Faute de concurrence, la dette française reste très appréciée des investisseurs étrangers. » Les obligations françaises constituent un choix assez évident pour les investisseurs internationaux à la recherche d’actifs d’assez bonne qualité, car les obligations de pays très sûrs comme l’Allemagne sont émises en quantités trop limitées. », ajoute l’économiste. Face aux économies colossales réalisées en Europe et dans le monde, « les gens se battent pour avoir une dette publique », explique Xavier Ragot. « Nous avons certainement besoin d’une responsabilité face à la dette publique, mais pas de panique » » a déclaré l’économiste devant la Commission d’enquête sur la dette au Palais Bourbon.
Le spread entre l’Allemagne et la France reste stable
L’autre élément particulièrement scruté par les analystes des agences de notation est l’écart de taux à 10 ans (« spread ») entre l’Allemagne, considérée comme le pays de référence par les investisseurs de la zone euro, et la France. En novembre dernier, le spread avait grimpé jusqu’à un niveau jamais vu depuis plusieurs années, suscitant l’inquiétude des milieux financiers. Mais comme l’écart de taux à 10 ans entre la France et l’Allemagne est resté relativement » écurie « , a déclaré Anthony Deruennes, directeur général de l’Agence France Trésor cette semaine à l’Assemblée nationale. Des inquiétudes subsistent évidemment quant au résultat des élections européennes et à la montée du nationalisme dans toute l’Europe.

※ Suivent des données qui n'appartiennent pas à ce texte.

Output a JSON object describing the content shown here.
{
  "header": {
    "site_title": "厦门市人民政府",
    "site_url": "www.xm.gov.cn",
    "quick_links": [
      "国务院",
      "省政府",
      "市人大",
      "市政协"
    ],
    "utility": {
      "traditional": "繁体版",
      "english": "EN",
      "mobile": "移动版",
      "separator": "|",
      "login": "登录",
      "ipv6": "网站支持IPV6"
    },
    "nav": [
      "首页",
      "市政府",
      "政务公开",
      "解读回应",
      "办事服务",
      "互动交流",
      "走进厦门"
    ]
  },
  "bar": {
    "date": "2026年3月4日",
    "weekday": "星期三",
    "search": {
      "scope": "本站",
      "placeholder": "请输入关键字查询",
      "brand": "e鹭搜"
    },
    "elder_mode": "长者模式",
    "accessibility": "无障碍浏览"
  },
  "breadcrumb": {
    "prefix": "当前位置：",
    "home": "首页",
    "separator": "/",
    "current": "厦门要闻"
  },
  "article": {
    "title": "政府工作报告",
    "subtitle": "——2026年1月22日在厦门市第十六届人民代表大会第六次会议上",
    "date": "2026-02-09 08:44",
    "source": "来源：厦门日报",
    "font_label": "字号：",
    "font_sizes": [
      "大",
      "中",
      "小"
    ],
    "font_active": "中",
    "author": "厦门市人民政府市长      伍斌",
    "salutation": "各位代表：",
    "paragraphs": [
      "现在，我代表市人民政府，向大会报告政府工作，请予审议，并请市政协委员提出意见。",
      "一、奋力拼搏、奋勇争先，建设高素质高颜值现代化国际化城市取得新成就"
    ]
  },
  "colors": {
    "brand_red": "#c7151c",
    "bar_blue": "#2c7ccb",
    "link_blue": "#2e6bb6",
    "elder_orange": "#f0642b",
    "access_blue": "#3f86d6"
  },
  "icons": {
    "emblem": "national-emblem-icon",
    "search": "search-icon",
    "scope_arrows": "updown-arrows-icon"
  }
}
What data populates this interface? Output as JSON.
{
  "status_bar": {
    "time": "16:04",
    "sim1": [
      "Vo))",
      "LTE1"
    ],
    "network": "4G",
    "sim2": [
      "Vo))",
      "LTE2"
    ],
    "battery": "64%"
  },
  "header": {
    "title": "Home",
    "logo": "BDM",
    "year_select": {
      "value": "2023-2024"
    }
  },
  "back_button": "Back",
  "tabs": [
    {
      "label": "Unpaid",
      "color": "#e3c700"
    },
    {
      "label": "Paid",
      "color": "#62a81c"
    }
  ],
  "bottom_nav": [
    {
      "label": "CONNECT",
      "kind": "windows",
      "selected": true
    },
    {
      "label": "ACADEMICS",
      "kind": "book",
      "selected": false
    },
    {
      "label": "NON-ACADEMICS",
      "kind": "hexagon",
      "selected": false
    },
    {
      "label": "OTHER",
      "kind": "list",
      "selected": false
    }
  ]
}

Les forces eurosceptiques sont encore très présentes durant la campagne. Mais les possibilités d’implosion de la zone euro sont encore moins crédibles qu’au lendemain de la crise des dettes souveraines il y a dix ans. À l’époque, » L’Europe reste marquée par les turbulences de la crise de 2012 et de la crise bancaire. Ce qui avait suscité une forte méfiance à l’égard de l’euro », rappelle Bruno Cavalier, chef économiste d’ODDO-BHF. » Il y a certainement euroscepticisme mais plus personne ne veut quitter l’euro. On peut dire merci aux Anglais avec le Brexit « . Surtout, la Banque centrale européenne (BCE) pourrait accélérer sa baisse de taux à partir de juin si les tensions sur les marchés se propageaient à tous les pays de la zone euro. Reste à savoir si la France échappera au couperet des analystes vendredi soir.